For you history buffs who aren't up on the state of early 21st century rock & roll, the Franz Ferdinand I am referring to is the nattily dressed Mercury Prize-winning Scottish dance-punk quartet who has crafted a series of angular pop nuggets over the last decade, the most superlative in my daughter's opinion being "This Fire."
(Not the Archduke Franz whose assassination provided an excuse back in 1914 for a bunch of countries to go to war and fight over a few acres of land)
Nobody in my life currently has made Mae West's timeless truism more true: “Too much of a good thing can be wonderful!”
Last year, I bought a mobile speaker system aptly titled "The Blockrocker," which makes it possible to easily play loud music wherever we are at, such as fast food parking lots, skate parks, and tops of mountains. It's Bluetooth-enabled, which basically means it can connect to any wireless device it's paired with, such as a phone, iPod, computer, etc. It has become an essential ingredient in day-to-day living, providing soundtrack on demand.
I'm not particularly concerned with whether our kids are technologically-savvy; those things are kind of inevitable.
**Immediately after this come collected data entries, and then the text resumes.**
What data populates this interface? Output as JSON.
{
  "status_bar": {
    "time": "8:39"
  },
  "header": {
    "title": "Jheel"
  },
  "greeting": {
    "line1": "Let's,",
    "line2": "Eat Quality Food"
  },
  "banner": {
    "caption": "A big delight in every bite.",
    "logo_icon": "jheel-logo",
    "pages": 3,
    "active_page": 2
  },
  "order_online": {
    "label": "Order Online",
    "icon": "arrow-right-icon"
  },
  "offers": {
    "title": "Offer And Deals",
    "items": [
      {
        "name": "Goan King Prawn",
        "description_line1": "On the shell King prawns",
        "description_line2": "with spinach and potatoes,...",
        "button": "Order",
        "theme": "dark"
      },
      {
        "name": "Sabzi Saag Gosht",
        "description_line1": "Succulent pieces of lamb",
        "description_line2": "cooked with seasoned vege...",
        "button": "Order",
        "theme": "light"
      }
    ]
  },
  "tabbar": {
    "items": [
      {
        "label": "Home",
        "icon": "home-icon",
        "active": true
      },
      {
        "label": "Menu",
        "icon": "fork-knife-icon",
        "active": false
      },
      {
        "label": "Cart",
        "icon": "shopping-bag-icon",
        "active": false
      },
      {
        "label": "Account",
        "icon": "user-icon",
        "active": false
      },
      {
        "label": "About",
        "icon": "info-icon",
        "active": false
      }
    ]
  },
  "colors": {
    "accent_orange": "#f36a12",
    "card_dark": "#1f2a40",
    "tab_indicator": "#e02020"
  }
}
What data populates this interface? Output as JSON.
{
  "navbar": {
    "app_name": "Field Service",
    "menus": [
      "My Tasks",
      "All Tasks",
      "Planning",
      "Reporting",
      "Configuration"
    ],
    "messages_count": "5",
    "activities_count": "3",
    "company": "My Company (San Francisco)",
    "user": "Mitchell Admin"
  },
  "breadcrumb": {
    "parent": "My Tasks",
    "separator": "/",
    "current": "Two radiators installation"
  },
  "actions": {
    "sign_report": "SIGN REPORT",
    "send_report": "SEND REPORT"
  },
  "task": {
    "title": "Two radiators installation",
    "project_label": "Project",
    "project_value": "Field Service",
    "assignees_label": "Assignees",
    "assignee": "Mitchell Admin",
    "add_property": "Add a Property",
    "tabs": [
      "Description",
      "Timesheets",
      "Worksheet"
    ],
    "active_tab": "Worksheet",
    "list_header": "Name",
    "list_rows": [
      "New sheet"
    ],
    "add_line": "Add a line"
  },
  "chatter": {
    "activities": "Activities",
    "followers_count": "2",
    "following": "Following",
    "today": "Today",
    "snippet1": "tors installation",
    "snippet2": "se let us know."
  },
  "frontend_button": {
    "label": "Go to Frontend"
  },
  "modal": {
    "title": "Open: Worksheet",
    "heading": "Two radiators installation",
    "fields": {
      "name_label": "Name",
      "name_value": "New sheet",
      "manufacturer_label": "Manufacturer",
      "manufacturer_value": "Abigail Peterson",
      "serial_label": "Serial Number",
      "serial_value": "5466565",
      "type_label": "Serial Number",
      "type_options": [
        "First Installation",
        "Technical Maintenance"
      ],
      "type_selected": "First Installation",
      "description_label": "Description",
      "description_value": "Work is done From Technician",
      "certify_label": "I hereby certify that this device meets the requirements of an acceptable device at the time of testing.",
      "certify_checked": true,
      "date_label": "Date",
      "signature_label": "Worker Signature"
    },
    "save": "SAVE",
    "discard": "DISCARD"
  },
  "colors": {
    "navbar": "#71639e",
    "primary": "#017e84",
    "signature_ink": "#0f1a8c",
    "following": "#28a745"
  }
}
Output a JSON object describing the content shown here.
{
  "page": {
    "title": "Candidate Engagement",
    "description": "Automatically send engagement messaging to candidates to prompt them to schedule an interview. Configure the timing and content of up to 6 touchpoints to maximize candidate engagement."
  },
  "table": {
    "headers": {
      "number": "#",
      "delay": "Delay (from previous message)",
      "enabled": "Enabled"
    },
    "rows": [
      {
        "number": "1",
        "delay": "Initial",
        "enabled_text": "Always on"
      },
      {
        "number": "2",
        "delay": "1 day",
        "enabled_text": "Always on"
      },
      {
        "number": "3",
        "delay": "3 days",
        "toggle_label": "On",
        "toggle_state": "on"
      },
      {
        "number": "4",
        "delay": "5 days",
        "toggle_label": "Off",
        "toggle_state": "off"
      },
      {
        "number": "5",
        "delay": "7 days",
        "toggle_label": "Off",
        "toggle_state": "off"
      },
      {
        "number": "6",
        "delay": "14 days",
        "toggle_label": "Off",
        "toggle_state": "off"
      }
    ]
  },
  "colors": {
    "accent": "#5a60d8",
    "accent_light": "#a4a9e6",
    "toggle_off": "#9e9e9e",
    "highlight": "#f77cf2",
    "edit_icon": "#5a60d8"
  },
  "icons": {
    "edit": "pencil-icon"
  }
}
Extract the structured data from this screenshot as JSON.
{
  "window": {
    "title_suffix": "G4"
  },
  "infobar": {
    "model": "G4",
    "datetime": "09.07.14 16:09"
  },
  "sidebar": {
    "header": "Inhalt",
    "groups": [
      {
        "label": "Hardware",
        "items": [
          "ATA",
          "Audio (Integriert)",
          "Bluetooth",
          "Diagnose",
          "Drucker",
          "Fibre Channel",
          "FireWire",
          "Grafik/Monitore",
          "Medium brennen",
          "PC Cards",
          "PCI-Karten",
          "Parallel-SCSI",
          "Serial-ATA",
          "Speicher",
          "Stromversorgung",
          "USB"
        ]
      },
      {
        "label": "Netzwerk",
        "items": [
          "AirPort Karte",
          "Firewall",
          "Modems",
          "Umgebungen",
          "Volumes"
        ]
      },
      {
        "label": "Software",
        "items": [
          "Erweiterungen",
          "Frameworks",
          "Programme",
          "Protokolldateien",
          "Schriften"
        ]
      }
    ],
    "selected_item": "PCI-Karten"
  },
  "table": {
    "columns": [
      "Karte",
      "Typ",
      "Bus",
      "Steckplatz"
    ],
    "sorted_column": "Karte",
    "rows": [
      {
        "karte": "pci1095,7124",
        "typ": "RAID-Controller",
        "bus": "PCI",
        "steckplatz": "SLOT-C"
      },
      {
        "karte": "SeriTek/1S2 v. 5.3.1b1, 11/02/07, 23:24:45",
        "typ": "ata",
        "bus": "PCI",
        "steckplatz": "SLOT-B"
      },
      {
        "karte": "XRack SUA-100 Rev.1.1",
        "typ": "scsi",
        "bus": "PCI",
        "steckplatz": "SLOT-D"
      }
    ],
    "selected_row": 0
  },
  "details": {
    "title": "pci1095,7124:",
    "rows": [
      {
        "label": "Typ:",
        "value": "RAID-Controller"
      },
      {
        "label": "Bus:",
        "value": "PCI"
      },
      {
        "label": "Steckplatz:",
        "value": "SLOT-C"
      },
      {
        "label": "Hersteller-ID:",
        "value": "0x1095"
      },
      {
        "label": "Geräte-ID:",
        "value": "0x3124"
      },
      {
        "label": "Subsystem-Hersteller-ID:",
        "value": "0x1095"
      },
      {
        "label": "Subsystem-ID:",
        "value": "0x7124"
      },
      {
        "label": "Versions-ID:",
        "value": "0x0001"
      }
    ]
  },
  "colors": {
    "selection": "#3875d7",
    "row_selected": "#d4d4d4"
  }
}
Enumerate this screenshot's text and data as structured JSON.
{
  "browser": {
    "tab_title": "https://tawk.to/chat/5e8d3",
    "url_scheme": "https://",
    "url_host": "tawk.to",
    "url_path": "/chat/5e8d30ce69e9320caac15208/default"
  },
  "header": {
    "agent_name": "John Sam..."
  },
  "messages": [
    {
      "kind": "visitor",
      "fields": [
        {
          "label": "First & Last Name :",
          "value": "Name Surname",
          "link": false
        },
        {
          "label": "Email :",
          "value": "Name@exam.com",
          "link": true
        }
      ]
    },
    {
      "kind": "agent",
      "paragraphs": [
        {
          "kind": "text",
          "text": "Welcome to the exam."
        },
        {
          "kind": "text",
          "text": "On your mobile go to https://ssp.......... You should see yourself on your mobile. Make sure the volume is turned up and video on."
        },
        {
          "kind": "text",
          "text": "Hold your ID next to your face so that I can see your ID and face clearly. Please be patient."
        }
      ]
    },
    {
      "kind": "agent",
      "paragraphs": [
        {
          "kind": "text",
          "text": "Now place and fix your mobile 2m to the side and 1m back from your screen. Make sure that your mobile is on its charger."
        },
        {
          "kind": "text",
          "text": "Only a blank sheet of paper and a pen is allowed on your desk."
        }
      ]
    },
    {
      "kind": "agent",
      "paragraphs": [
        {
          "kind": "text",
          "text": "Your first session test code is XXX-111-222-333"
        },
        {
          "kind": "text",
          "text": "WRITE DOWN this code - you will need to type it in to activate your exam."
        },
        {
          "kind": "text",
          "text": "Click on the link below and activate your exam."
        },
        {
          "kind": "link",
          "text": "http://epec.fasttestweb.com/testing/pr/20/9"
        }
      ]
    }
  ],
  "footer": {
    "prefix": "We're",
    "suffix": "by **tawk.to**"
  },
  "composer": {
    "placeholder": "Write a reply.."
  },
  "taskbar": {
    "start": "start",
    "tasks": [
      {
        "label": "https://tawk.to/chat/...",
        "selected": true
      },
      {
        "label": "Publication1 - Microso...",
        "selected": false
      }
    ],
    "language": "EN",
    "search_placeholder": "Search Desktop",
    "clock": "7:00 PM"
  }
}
I'd rather them learn how to track down earthworms, climb trees, and do calculus first. But they pick stuff up fast, like how to snipe music playback devices and figure out how to play the same song over and over and over
And over, and over again. Like "This Fire." Which really is a fantastic song with an insanely catchy chorus, but the trajectory of my relationship with it has gone from:
Like to Love to Weariness to Total Fatigue to Almost Hate to Acceptance...
...and now I'm almost starting to Like it again, but I'm not sure where things go from here. I do know that my dad - my daughter's grandpa's (Lee Long) single greatest attribute is an ability to take something that's sort of funny, and through brute repetition, force it to be funny over time. Blunt-force repetition is such an underrated aspect of humor. Tell the same C+ joke enough times and it finally gets to funny is a guiding mantra.
This situation is beyond humor. At any given point, Becca or I will hear the familiar opening bars, and soon, two children appearing from the twilight zone with music device in hand, face-busting grins and affected nonchalance as the song plays through for the 87th time that week.
I try so hard to be angry, but sometimes the combination of an overplayed greatest song ever in tandem with the brazen dancestep trickery of a Thomasina Sawyer is too much to keep a straight face. When you can't beat 'em (as in defeat 'em), might as well beat 'em (as in blockrockin' dance moves and chorus song-a-long). Rock on.